Although plotting the proportion of samples carrying OW A versus NW B haplotypes identified all European countries except one mallard from China as OW A, the presence of OW A mtDNA haplotypes increased eastward in North America16 (Fig. 2b).

Nuclear population structure and phylogenetics

Population structure analyses were based on 36,637 (of 36,641) independent bi-allelic SNPs. Plotting the first two components of the PCA provided clear groupings of wild and domestic ancestry mallards, with individuals in intermediate space between them as hybrids (Fig. 3a, Supplementary Fig. S3A). Additional separation in PCA space was recovered for wild mallards from Greenland, and for all three of the sampled feral populations (i.e., New Zealand, Hawaii, and Khaki Campbell; Fig. 3a). Next, although an optimum K population model of 4 (Supplementary Fig. S3B) was recovered for our ADMIXTURE analysis across all samples, additional resolution was obtained up to a K population value of 7 (Fig. 3b). First, we found three wild mallard populations that included Greenland, remaining Eurasia, and North America. Whereas feral populations of Khaki Campbell’s and mallards of New Zealand comprised unique genetic clusters, we confirmed that the game-farm mallard stocks currently being released in Eurasia and North America, as well as the ancestry of Hawaii’s feral population assign to the same genetic cluster (i.e., game-farm mallard genetic cluster; Fig. 3b). Finally, we found that reference game-farm mallards sourced in Eurasia52 and from one breeder in North America53 have been more recently admixed with wild mallards from their respective regions and consistent with their histories of directed efforts to admix them with wild birds.

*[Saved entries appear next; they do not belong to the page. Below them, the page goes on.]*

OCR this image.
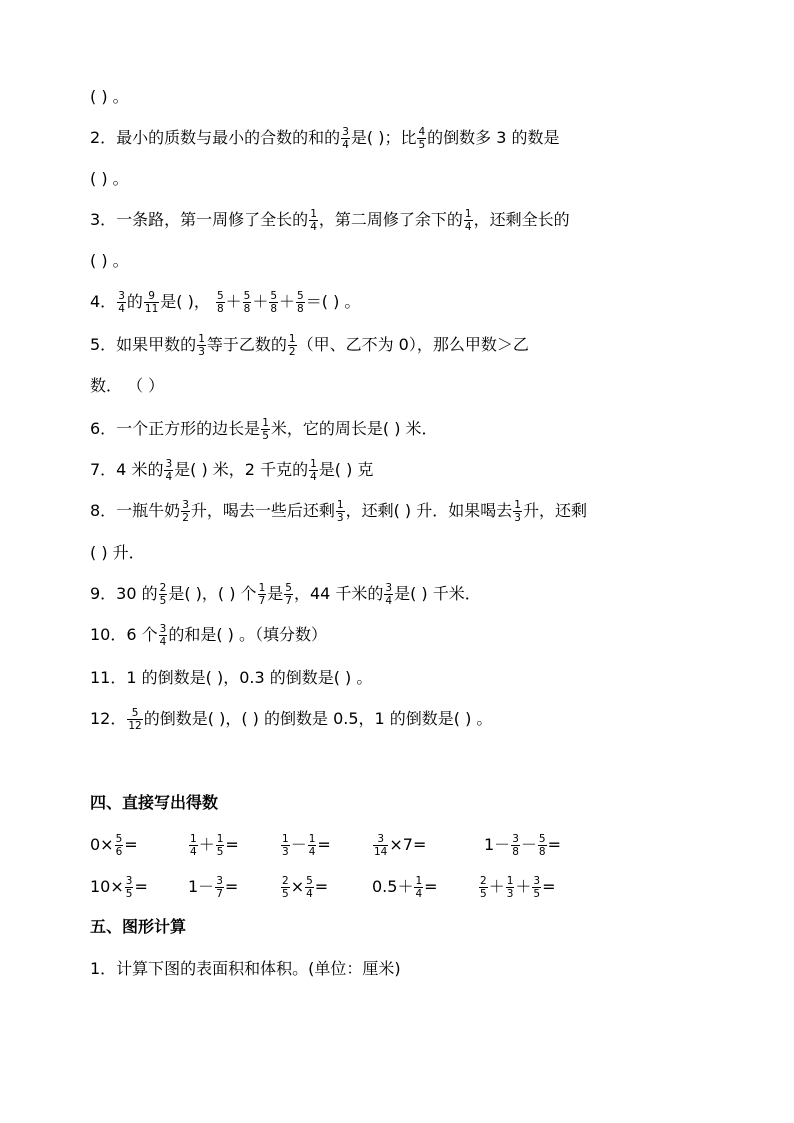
( ) 。
2．最小的质数与最小的合数的和的 $\frac{3}{4}$ 是( )；比 $\frac{4}{5}$ 的倒数多 3 的数是
( ) 。
3．一条路，第一周修了全长的 $\frac{1}{4}$ ，第二周修了余下的 $\frac{1}{4}$ ，还剩全长的
( ) 。
4． $\frac{3}{4}$ 的 $\frac{9}{11}$ 是( )， $\frac{5}{8} + \frac{5}{8} + \frac{5}{8} + \frac{5}{8}$ ＝( ) 。
5．如果甲数的 $\frac{1}{3}$ 等于乙数的 $\frac{1}{2}$ （甲、乙不为 0），那么甲数＞乙
数． （ ）
6．一个正方形的边长是 $\frac{1}{5}$ 米，它的周长是( ) 米．
7．4 米的 $\frac{3}{4}$ 是( ) 米，2 千克的 $\frac{1}{4}$ 是( ) 克
8．一瓶牛奶 $\frac{3}{2}$ 升，喝去一些后还剩 $\frac{1}{3}$ ，还剩( ) 升．如果喝去 $\frac{1}{3}$ 升，还剩
( ) 升．
9．30 的 $\frac{2}{5}$ 是( )，( ) 个 $\frac{1}{7}$ 是 $\frac{5}{7}$ ，44 千米的 $\frac{3}{4}$ 是( ) 千米．
10．6 个 $\frac{3}{4}$ 的和是( ) 。（填分数）
11．1 的倒数是( )，0.3 的倒数是( ) 。
12． $\frac{5}{12}$ 的倒数是( )，( ) 的倒数是 0.5，1 的倒数是( ) 。
四、直接写出得数
$0\times \frac{5}{6}$ =	$\frac{1}{4} + \frac{1}{5}$ =	$\frac{1}{3} - \frac{1}{4}$ =	$\frac{3}{14} \times 7=$	$1- \frac{3}{8} - \frac{5}{8}$ =
$10\times \frac{3}{5}$ =	$1- \frac{3}{7}$ =	$\frac{2}{5} \times \frac{5}{4}$ =	$0.5+ \frac{1}{4}$ =	$\frac{2}{5} + \frac{1}{3} + \frac{3}{5}$ =
五、图形计算
1．计算下图的表面积和体积。(单位：厘米)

Fig. 3: Nuclear population structure analyses.
figure 3

Nuclear population structure analyses based on 36,637 independent bi-allelic nuclear SNPs assayed across 1916 samples comprising wild mallards, known game-farm mallards, and feral mallard populations, and visualized based on a (a) Principal Component Analysis, and with ADMIXTURE assignment probabilities obtained for (b) all samples or (c) just known game-farm mallards and wild mallards from Eurasia and North America. d We then plotted the proportion of samples recovered as wild (WMA), GFM-feral /GFM-feral × WMA, or feral across sampled locations. Note that North America was grouped by the four known migratory flyways that waterfowl use during annual migrations.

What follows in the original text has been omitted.